I have to admit my first reaction to these reports  was one of indifference. After all, China has been hacking into just about everybody’s computers for as long as anybody can remember.
And yet, in looking at the situation a little more closely, we find out what China was really after was information about who anti communist activists are and what they’re doing. David Drummond, The senior VP for Corporate Development and the Chief Legal Officer for Google, says this morning, in part:
Second, we have evidence to suggest that a primary goal of the attackers was accessing the Gmail accounts of Chinese human rights activists. Based on our investigation to date we believe their attack did not achieve that objective. Only two Gmail accounts appear to have been accessed, and that activity was limited to account information (such as the date the account was created) and subject line, rather than the content of emails themselves.
Third, as part of this investigation but independent of the attack on Google, we have discovered that the accounts of dozens of U.S.-, China- and Europe-based Gmail users who are advocates of human rights in China appear to have been routinely accessed by third parties. These accounts have not been accessed through any security breach at Google, but most likely via phishing scams or malware placed on the users’ computers.
Yes, well, after having had some recent experience with the Nigerian scam artists I mentioned a few weeks back, I have to seriously wonder how many of the phishing scams we see aren’t officially government sanctioned, by one government or another, or at least, unofficially tolerated because they produce favorable results for the current regime in whatever country we’re talking about. It’s my guess a large portion of them are. Certainly, China’s government has been no stranger to such activity.
In this particular case, consider the implications involved; it seems a lead pipe cinch that investigations into the activities of human rights activists aren’t being undertaken by the Chinese people, so the Chinese government is immediately suspect. After all, they and not the people there, are also the ones most likely to benefit from such activity. By extension, then, the investigation results that Drummond describes seems to suggest an effort on the part of the Chinese government to involve itself in malware and phishing. Further, one gets the decided impression reading his corporate speak, that he knows there’s far more going on here than he’s telling us. Given the number of phishing emails I see on my servers, originating from Chinese IP’s, I don’t doubt it for a millisecond.
Again, none of this is a surprise. When Google moved into China and particularly when they accepted some of the arcane rules of engagement from the Chinese government, as a condition of their doing business in China, I suggest this was going to come up. I can’t recall ever being so annoyed at the prospect of being proven correct. Dan Riehl describes that aspect well.
At first blush, the Google/China incident much in the news  may appear to have little to do with American politics, Barack Obama, or even the Clintons, with their history of financial dealings involving the Chinese. But it does.
Google approached China with the same combination of greed and naivete the liberal mindset approaches everything. What’s in it for us? And how can we all get along, after we cave a bit? The result? Google got played, just as any realist should have expected would be the case.

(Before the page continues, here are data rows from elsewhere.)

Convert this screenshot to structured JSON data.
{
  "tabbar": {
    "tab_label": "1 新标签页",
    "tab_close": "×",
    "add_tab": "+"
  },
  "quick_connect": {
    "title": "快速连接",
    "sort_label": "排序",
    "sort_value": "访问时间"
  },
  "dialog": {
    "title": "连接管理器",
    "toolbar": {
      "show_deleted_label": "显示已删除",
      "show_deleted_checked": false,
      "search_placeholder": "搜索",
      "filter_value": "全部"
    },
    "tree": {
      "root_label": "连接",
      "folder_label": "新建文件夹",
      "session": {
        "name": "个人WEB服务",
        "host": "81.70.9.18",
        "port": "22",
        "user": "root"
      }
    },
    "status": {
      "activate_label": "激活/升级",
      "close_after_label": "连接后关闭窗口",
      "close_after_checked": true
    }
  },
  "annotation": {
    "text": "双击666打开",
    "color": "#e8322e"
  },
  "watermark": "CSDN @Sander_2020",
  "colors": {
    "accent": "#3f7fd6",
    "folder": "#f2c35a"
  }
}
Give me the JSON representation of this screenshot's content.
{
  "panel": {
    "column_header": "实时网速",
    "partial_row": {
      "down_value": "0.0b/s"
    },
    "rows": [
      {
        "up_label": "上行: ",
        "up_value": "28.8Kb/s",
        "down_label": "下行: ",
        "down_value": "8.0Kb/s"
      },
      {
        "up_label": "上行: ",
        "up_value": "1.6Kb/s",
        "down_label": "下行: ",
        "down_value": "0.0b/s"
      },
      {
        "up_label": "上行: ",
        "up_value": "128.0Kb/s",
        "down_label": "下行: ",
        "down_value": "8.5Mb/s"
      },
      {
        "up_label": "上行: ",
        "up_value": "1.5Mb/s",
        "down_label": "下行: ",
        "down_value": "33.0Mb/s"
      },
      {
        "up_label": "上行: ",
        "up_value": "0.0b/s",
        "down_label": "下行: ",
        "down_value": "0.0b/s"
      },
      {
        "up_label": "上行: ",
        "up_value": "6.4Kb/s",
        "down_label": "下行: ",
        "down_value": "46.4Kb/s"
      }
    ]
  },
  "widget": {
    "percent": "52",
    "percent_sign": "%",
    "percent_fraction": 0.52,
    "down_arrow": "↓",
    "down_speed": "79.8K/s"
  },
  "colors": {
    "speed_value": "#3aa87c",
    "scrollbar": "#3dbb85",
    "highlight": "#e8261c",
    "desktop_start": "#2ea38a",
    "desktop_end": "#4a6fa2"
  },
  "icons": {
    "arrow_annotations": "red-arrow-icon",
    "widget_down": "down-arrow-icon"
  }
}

Dan is quite correct. Google’s involvement with China speaks of an extremely naive attitude, unique to western leftists. The pattern of attempted engagement by Google, here, is remarkably similar to what the White House is doing with Iran, of late. As Dan says, it amounts to agreement by appeasement….”Let’s see if we can’t get along, by caving in”. I suggest that they’re going to be similarly unsuccessful, and for the same reason.
Google got played like a fiddle and is now licking it’s wounds and trying to figure out how to get the hell out of there while saving face and not losing too much money. If they do manage to grow a spine, and pull out of China, the next logical question is, what other western businesses are willing to follow suit? I consider the chances of reaching critical mass on this very small indeed. On the other hand, this is as high that particular needle has been on the scale in quite a while.